Immagini, malgrado tutto. il titolo del libro di Didi-Huberman ritorna qui caricato di un nuovo senso. Il filosofo francese si interrogava in quel testo sulla potenza e la necessità morale e politica (prima ancora che estetica) delle foto scattate con mezzi di fortuna da alcuni membri di un Sonderkommando in un campo di concentramento nazista, dialogando a distanza con un’opera straordinaria che è di fatto alla base di tutto questo discorso, e che costituisce il nucleo problematico fondamentale delle operazioni cinematografiche di Panh e Oppenheimer, vale a dire Shoah di Claude Lanzmann.

shoah di claude lanzmannDopo Notte e nebbia di Resnais, infatti, è il film di Lanzmann ad aver posto con forza l’interrogativo dell’immagine mancante come immagine impossibile.
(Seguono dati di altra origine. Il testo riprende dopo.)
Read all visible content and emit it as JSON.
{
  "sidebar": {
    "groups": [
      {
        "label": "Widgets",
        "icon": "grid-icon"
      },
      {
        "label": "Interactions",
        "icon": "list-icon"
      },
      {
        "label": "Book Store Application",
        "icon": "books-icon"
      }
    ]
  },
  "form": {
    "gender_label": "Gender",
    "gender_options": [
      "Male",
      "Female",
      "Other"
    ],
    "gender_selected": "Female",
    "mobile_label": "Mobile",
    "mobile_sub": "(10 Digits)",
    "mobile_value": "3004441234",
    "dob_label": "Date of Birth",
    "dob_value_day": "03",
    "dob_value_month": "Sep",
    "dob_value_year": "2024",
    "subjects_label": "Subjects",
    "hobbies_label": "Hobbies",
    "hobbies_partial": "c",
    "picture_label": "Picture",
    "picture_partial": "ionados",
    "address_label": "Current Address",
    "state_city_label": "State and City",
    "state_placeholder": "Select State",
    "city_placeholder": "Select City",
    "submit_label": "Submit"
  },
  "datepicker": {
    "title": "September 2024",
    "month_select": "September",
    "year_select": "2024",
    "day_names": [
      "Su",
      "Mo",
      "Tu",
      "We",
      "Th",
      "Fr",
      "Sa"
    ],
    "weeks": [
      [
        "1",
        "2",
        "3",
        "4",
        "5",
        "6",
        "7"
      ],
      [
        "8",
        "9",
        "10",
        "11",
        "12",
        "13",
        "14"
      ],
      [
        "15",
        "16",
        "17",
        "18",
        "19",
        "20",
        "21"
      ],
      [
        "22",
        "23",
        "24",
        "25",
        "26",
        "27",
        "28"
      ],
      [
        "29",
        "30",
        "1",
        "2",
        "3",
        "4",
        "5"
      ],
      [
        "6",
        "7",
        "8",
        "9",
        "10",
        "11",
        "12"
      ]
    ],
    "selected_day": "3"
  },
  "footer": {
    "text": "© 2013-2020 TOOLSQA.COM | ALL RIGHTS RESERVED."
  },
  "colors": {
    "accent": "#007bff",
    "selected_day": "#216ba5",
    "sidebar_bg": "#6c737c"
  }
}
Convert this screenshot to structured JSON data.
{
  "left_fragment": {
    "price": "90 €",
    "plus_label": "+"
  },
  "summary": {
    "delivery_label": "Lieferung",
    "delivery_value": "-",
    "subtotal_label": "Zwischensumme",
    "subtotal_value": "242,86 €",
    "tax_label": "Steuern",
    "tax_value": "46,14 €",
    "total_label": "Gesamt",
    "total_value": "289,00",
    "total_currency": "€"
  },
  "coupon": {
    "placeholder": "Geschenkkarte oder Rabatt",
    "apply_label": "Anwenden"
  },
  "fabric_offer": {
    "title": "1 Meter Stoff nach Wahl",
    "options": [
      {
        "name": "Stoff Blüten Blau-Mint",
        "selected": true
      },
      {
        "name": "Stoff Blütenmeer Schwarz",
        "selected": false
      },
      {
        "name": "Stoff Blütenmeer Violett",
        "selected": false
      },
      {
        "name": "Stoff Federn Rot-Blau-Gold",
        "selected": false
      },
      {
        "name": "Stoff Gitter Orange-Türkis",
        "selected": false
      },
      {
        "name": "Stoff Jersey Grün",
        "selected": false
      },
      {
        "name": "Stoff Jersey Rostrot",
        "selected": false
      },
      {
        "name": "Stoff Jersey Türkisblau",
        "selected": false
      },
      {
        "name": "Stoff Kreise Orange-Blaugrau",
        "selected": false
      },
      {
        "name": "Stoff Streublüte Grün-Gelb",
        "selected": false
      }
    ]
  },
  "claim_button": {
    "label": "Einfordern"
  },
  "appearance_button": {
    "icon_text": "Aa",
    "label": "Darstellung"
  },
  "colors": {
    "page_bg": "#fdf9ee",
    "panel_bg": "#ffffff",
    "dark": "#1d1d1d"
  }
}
Non si può ricreare l’immagine dei campi di concentramento, si può solo contemplare (e filmare) le rovine e ascoltare le parole (e i silenzi) di coloro che quegli eventi li hanno vissuti. Ma così facendo – e in misura diversa lo teorizzano e lo mettono in pratica, seppur in modo diverso sia Lanzmann sia Panh e Oppenheimer, il vuoto dell’immagine, la sua mancanza creano necessariamente altre immagini, fatte di parole e di luoghi, di pupazzi o immagini smontate, di animazione (Ari Folman) o di oggetti-traccia. Se dunque il lavoro del regista cambogiano e del regista texano sono stati più volte accostati, è nel riconoscimento del solco in cui queste opere si collocano (la mancanza delle immagini come tragedia della Storia) che la loro forza teorica oltre che estetica può essere ritrovata.